Seeing Patients Across Providers

Essentially, Valence is providing the benefits of an electronic medical record (EMR), allowing independent practices to see what is happening with a patient across providers. Using a chronic sinusitis guideline as an example, Stockard said, “If somebody shows up in a primary care office three times with that diagnosis, and the guideline says they need an ear, nose, and throat (ENT) referral and a CT scan, we now have the data from everyone in town and can look for that patient at the ENT encounter or look at the radiologist data to see if the CT scan happened.”

Additionally, Stockard pointed out that Valence can now provide alerts about patients before they visit a practice, so doctors have the information they need to ensure compliance with care guidelines. For one client, Valence used analytics to mine patient data to let doctors know which children needed certain immunizations. They provided doctors with a registry that was integrated with an interactive voice response (IVR) system to make outbound calls to patients requiring immunization.

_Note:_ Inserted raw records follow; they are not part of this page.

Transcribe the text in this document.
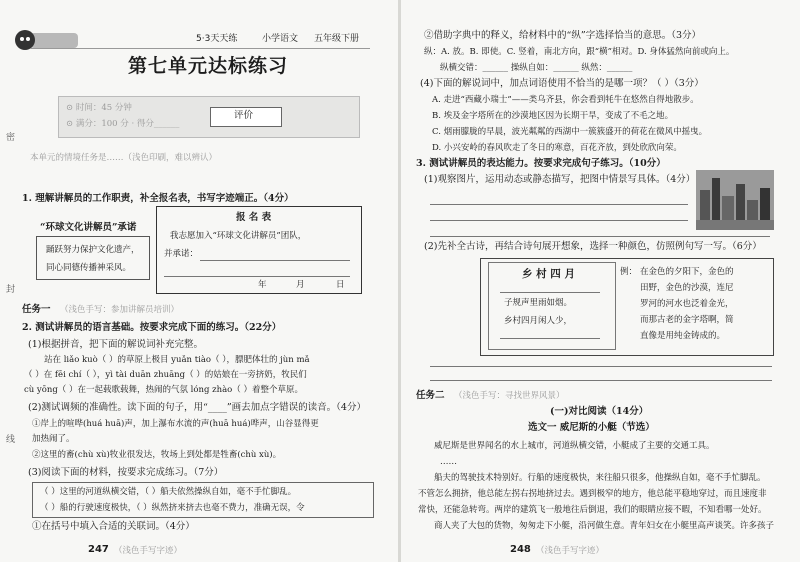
5·3天天练	小学语文 五年级下册
第七单元达标练习
⊙ 时间：45 分钟
⊙ 满分：100 分 · 得分______
评价
本单元的情境任务是……（浅色印刷，难以辨认）
密
1. 理解讲解员的工作职责，补全报名表，书写字迹端正。（4分）
“环球文化讲解员”承诺
踊跃努力保护文化遗产，
同心同德传播神采风。
报 名 表
我志愿加入“环球文化讲解员”团队，
并承诺：
年	月	日
封
任务一 （浅色手写：参加讲解员培训）
2. 测试讲解员的语言基础。按要求完成下面的练习。（22分）
(1)根据拼音，把下面的解说词补充完整。
站在 liǎo kuò（ ）的草原上极目 yuǎn tiào（ ），膘肥体壮的 jùn mǎ
（ ）在 fēi chí（ ），yì tài duān zhuāng（ ）的姑娘在一旁挤奶，牧民们
cù yōng（ ）在一起载歌载舞，热闹的气氛 lóng zhào（ ）着整个草原。
(2)测试调频的准确性。读下面的句子，用“____”画去加点字错误的读音。（4分）
①岸上的喧哗(huá huā)声，加上瀑布水流的声(huā huá)哗声，山谷显得更
加热闹了。
②这里的畜(chù xù)牧业很发达，牧场上到处都是牲畜(chù xù)。
线
(3)阅读下面的材料，按要求完成练习。（7分）
（ ）这里的河道纵横交错，（ ）船夫依然操纵自如，毫不手忙脚乱。
（ ）船的行驶速度极快，（ ）纵然挤来挤去也毫不费力，准确无误，令
①在括号中填入合适的关联词。（4分）
247 （浅色手写字迹）
②借助字典中的释义，给材料中的“纵”字选择恰当的意思。（3分）
纵：A. 放。B. 即使。C. 竖着，南北方向，跟“横”相对。D. 身体猛然向前或向上。
纵横交错：______ 操纵自如：______ 纵然：______
(4)下面的解说词中，加点词语使用不恰当的是哪一项？（ ）（3分）
A. 走进“西藏小瑞士”——类乌齐县，你会看到牦牛在悠然自得地散步。
B. 埃及金字塔所在的沙漠地区因为长期干旱，变成了不毛之地。
C. 烟雨朦胧的早晨，波光粼粼的西湖中一簇簇盛开的荷花在微风中摇曳。
D. 小兴安岭的春风吹走了冬日的寒意，百花齐放，到处欣欣向荣。
3. 测试讲解员的表达能力。按要求完成句子练习。（10分）
(1)观察图片，运用动态或静态描写，把图中情景写具体。（4分）
(2)先补全古诗，再结合诗句展开想象，选择一种颜色，仿照例句写一写。（6分）
乡 村 四 月
子规声里雨如烟。
乡村四月闲人少，
例： 在金色的夕阳下，金色的
田野，金色的沙漠，连尼
罗河的河水也泛着金光，
而那古老的金字塔啊，简
直像是用纯金铸成的。
任务二 （浅色手写：寻找世界风景）
(一)对比阅读（14分）
选文一 威尼斯的小艇（节选）
威尼斯是世界闻名的水上城市，河道纵横交错，小艇成了主要的交通工具。
……
船夫的驾驶技术特别好。行船的速度极快，来往船只很多，他操纵自如，毫不手忙脚乱。
不管怎么拥挤，他总能左拐右拐地挤过去。遇到极窄的地方，他总能平稳地穿过，而且速度非
常快，还能急转弯。两岸的建筑飞一般地往后倒退，我们的眼睛应接不暇，不知看哪一处好。
商人夹了大包的货物，匆匆走下小艇，沿河做生意。青年妇女在小艇里高声谈笑。许多孩子
248 （浅色手写字迹）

“We’ve turned our service from a retrospective view to a proactive alert system that contributes to keeping the population healthy, versus only being able to see where mistakes might have been made,” he said.

With the enactment of healthcare reform law in the U.S., Stockard said it’s just back to the future for Valence. “When we started, our vision was that healthcare providers needed to take control of their destiny,” he explained. “Healthcare reform is saying the same thing 15 years later. The concept of accountable care organizations (ACOs), and pushing more accountability back to the providers, is what our business model is all about.

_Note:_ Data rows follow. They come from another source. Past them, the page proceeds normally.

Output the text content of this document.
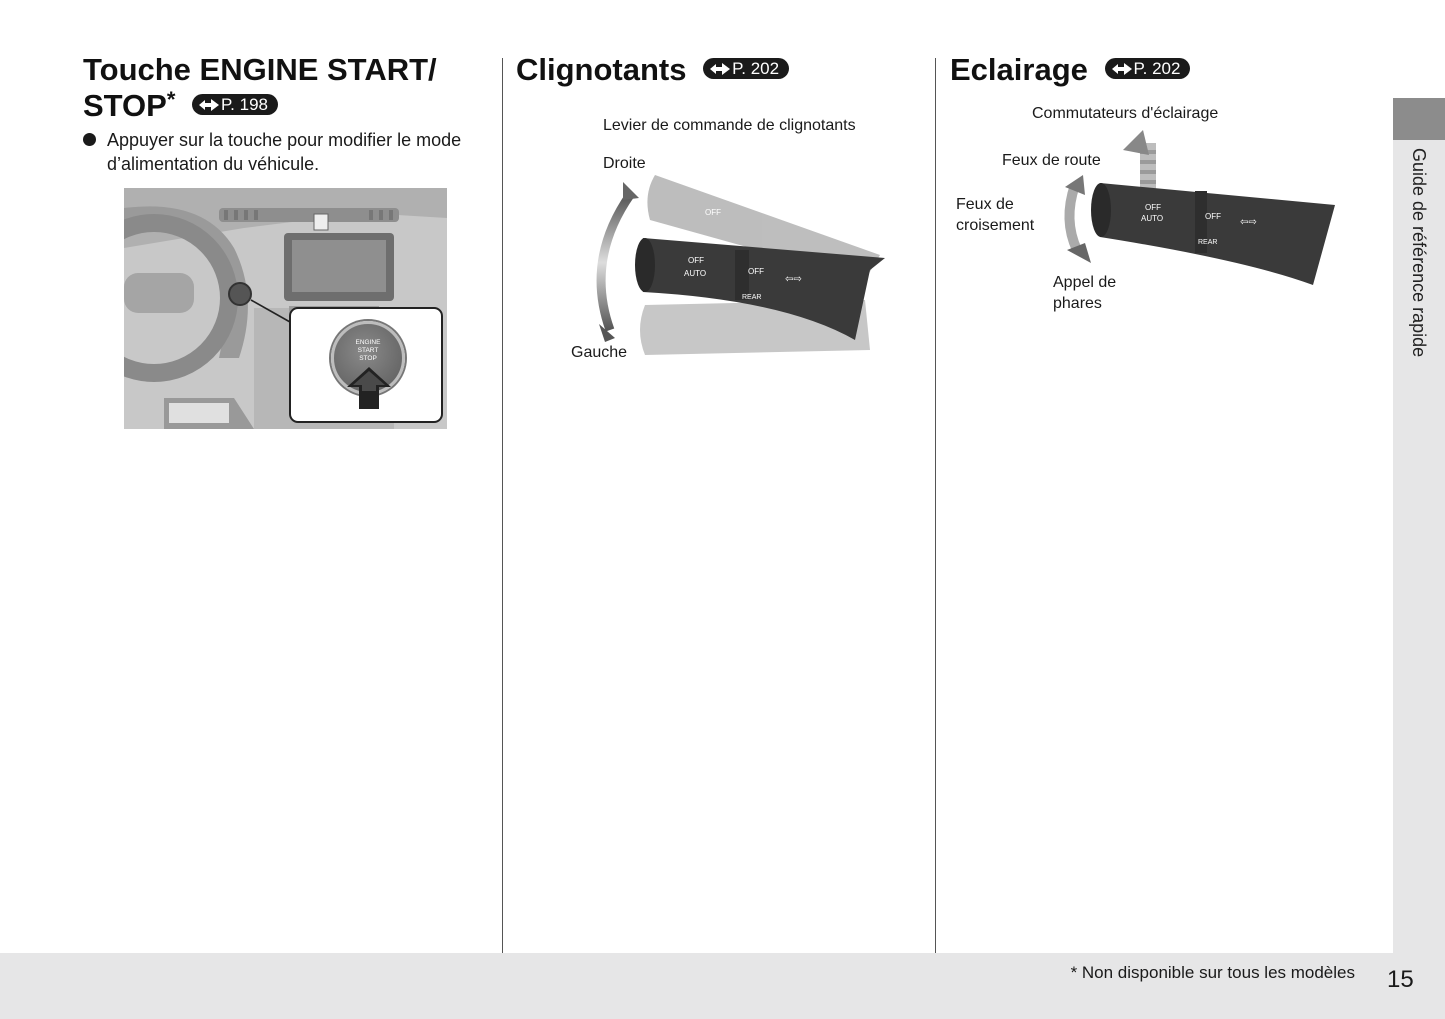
Touche ENGINE START/
STOP*	P. 198
Appuyer sur la touche pour modifier le mode d’alimentation du véhicule.
ENGINE
START
STOP
Clignotants	P. 202
Levier de commande de clignotants
Droite
Gauche
OFF
OFF
AUTO	OFF
REAR
⇦⇨
Eclairage	P. 202
Commutateurs d'éclairage
Feux de route
Feux de
croisement
Appel de
phares
OFF
AUTO	OFF
REAR
⇦⇨	Guide de référence rapide
* Non disponible sur tous les modèles 15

“Providing this type of technology makes Valence unique in the market,” he said. “Others offer only registry-based products, forcing practices to do manual chart extractions and enter them into Web-based tools and forms, with analysis done on patient data samples. That amount of manual work interferes with practice workflows and requires a lot of administration time to maintain FTC compliance.

“With Valence’s products and services, clients need only log onto the site to look at the data we have prepared. We have the health plan management services that help clients go from A to Z—become integrated and ultimately become a health plan—while providing access to state-of-the-art health plan management technology. We are focused on giving doctors access to critical information at the right time.”

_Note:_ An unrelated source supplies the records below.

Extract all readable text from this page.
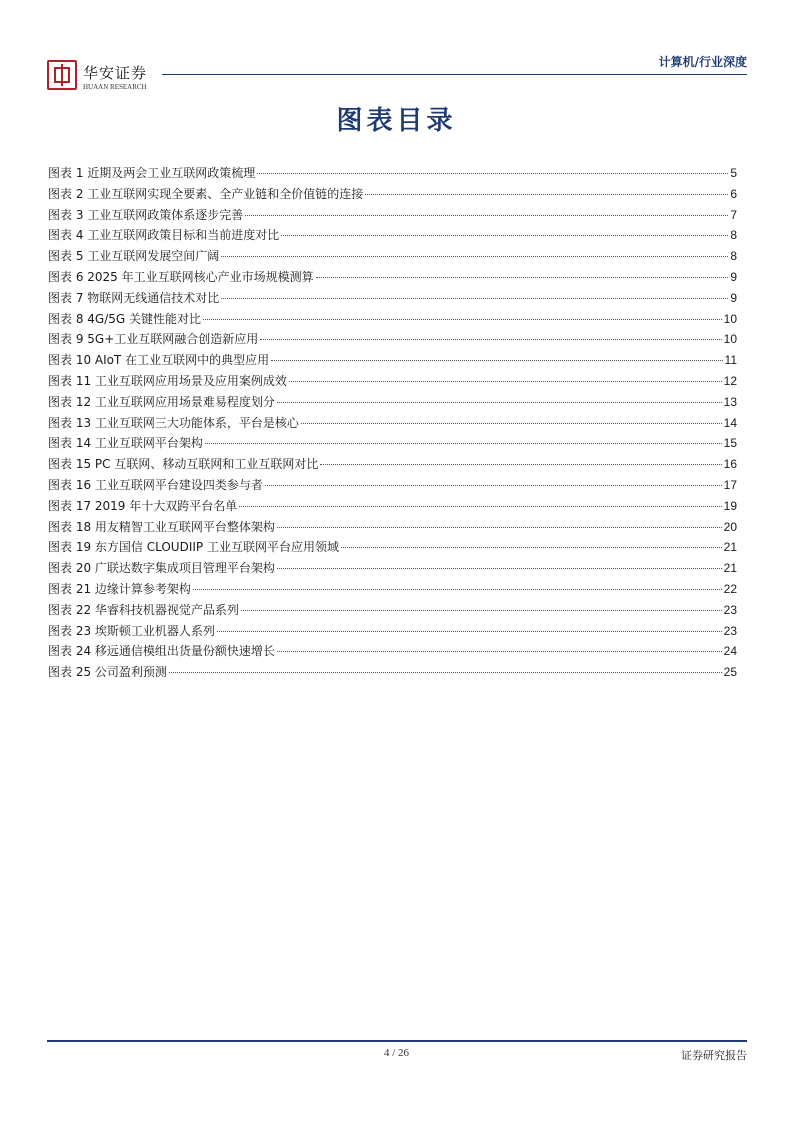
华安证券
HUAAN RESEARCH
计算机/行业深度
图表目录
图表 1 近期及两会工业互联网政策梳理	5
图表 2 工业互联网实现全要素、全产业链和全价值链的连接	6
图表 3 工业互联网政策体系逐步完善	7
图表 4 工业互联网政策目标和当前进度对比	8
图表 5 工业互联网发展空间广阔	8
图表 6 2025 年工业互联网核心产业市场规模测算	9
图表 7 物联网无线通信技术对比	9
图表 8 4G/5G 关键性能对比	10
图表 9 5G+工业互联网融合创造新应用	10
图表 10 AIoT 在工业互联网中的典型应用	11
图表 11 工业互联网应用场景及应用案例成效	12
图表 12 工业互联网应用场景难易程度划分	13
图表 13 工业互联网三大功能体系，平台是核心	14
图表 14 工业互联网平台架构	15
图表 15 PC 互联网、移动互联网和工业互联网对比	16
图表 16 工业互联网平台建设四类参与者	17
图表 17 2019 年十大双跨平台名单	19
图表 18 用友精智工业互联网平台整体架构	20
图表 19 东方国信 CLOUDIIP 工业互联网平台应用领域	21
图表 20 广联达数字集成项目管理平台架构	21
图表 21 边缘计算参考架构	22
图表 22 华睿科技机器视觉产品系列	23
图表 23 埃斯顿工业机器人系列	23
图表 24 移远通信模组出货量份额快速增长	24
图表 25 公司盈利预测	25
4 / 26	证券研究报告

For Valence, that means collecting and cleaning data for approximately 10,000 U.S. doctors, at nearly 4,000 practices each day, to provide information on the day’s patients and measure doctors against 90 caregiving guidelines.

“We know that with the amount and type of data that we have access to, the sky is the limit for predictive modeling, risk adjustment, and population-based studies,” mused Stockard. “We’re just starting to scratch the surface in how we analyze data. The next evolution for us will be benchmarking relative to national norms and population insight and what doctors can anticipate relative to the population.”